When I moved to the UK, I spent two years trying to teach our PG Data Analysis course using the software I used back in the US (SAS). Soon I have to give up for three reasons: the level of quantitative/IT literacy that I encountered here was not comparable to the US standards; the level of IT support for SAS in the university was not comparable either; and most of my colleagues were using SPSS at the UG level (a pain when it comes to sabbaticals).

But I never quite fell in love with SPSS, its ugly graphic system, its patched up inconsistent menu design, etc. Its whole architecture, easy in the eye for casual users, seem designed to encourage bad habits among future analysts. In the meantime I continue using a variety of tools for my own research (STATA, MPlus, etc) until I met R and fell in love with it. A seminar I took with one of my colleagues at Manchester on the R Commander (that he uses for his PG teaching) then led me to ponder whether I could shift our entire UG course to R.

I knew I could not teach R code to our UG students1. Teaching our main data analysis course in one semester is hard enough. You have ten 2-hour weekly slots plus an additional 10 hours of seminar time. To fit an entire intro to stats module in this period is hard enough as it is. Trying to include coding into it, particularly to students with a very wide variety of IT and numeracy skill (that tends to be low) and all the usual fears/concerns about stats is, as far as I am concerned, a bit much. I rather spend more time teaching basic ideas about how to reason with data than getting into the quirks (hell) of the R language. Perhaps the time will come when this is possible. Or perhaps there are disciplines or degrees in which the characteristics of the students and/or the whole curriculum make this easier. But our course is a compulsory 2nd year UG unit. There is so much you can do there.

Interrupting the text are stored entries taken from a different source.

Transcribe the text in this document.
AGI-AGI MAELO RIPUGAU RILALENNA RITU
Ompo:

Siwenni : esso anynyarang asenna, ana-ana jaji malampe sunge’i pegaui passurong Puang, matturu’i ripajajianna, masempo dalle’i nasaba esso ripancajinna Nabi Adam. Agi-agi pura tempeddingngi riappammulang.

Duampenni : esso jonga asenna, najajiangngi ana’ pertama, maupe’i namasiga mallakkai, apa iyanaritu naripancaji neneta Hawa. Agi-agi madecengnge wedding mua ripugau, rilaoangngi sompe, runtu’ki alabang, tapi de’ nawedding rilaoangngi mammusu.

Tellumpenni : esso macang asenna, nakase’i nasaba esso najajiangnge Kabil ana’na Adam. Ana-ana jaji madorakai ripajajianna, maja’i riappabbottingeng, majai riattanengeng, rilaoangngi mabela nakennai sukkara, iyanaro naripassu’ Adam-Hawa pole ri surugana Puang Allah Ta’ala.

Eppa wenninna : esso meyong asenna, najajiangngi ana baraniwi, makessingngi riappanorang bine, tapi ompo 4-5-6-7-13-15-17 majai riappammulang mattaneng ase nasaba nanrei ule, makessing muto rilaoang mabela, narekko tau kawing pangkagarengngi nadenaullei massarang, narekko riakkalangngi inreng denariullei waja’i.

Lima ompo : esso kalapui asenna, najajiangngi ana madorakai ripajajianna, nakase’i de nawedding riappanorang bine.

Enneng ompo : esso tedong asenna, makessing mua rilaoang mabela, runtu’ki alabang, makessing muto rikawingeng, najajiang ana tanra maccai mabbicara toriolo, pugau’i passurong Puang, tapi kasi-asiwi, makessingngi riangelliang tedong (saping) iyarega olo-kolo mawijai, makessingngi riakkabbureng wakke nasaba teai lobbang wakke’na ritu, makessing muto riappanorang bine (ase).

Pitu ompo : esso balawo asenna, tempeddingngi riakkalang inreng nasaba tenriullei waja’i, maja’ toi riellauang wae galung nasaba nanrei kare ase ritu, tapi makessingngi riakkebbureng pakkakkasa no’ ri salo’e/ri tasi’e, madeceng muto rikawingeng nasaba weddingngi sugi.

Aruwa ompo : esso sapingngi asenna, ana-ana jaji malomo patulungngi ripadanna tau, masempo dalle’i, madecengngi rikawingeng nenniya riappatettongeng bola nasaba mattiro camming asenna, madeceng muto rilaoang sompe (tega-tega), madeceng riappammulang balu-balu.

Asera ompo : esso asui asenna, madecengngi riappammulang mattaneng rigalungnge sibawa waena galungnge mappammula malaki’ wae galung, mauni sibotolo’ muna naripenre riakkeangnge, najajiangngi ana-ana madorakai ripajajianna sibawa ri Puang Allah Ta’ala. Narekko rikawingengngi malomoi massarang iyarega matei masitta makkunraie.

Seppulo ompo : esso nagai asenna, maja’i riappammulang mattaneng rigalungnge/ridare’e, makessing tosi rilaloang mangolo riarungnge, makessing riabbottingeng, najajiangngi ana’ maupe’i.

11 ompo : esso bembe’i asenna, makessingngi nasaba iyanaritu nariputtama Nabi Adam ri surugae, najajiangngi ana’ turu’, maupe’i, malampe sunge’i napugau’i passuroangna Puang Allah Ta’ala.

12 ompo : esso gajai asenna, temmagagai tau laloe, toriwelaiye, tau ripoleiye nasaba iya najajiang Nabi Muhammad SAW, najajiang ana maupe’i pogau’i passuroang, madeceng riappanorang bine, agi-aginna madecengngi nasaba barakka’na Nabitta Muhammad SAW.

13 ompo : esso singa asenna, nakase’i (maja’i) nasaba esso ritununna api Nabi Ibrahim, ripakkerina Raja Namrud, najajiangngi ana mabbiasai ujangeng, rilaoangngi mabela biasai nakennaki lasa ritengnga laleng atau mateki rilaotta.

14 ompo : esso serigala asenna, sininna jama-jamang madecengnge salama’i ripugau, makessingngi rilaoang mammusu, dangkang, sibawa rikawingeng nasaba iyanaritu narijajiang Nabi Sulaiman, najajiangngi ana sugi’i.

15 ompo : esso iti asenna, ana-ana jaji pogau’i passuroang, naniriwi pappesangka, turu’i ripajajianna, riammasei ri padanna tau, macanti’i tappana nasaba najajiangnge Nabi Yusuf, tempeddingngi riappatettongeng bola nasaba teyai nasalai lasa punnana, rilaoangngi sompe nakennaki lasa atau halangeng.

On the other hand, I was familiar with the R Commander, which had been a helpful friend at times when learning R code. I asked myself the question. Is it possible to do everything we do in our UG course with SPSS with the R Commander? The question was only partially positive. The one area where R Commander lets you down a bit is regarding cross tabs. In an intro level course for social sciences you are bound to use them heavily. R Commander functionality here is somehow limited. So the solution I relied upon was to also introduce students to Deducer for a limited set of functions. Ideally one may want to develop a package to add some extra functionality to R Commander to deal with this. I still have not found the time for doing so. Recoding is also not great with either of these two interfaces, but it can be done.

What has been the student response? We have not noticed any substantial difference in terms of their experience as compared to the cohorts using SPSS. We had a bit of a glitch with Deducer in the early days, but that was to do with the particular implementation of R in the University computer clusters. In 2012-2013 we taught the module using both SPSS and R Commander (which we introduced for fitting and interpreting regression models). Surprisingly, the focus group I run with students after the course ended suggested that students found the more Spartan R Commander design more likeable and easier to navigate. Although one should not read too much into it.

The bottom line message I get from our experience is that teaching with R Commander won’t make things more difficult for you as a teacher. And there are some advantages of doing so.

3 Notes for teachers

[Under construction: the pedagogical philosopy inspiring these materials]


  1. For similar thoughts you can read this. If you still think this is the way to go I suggest you look at the Mosaic project and lessR and the associated textbooks.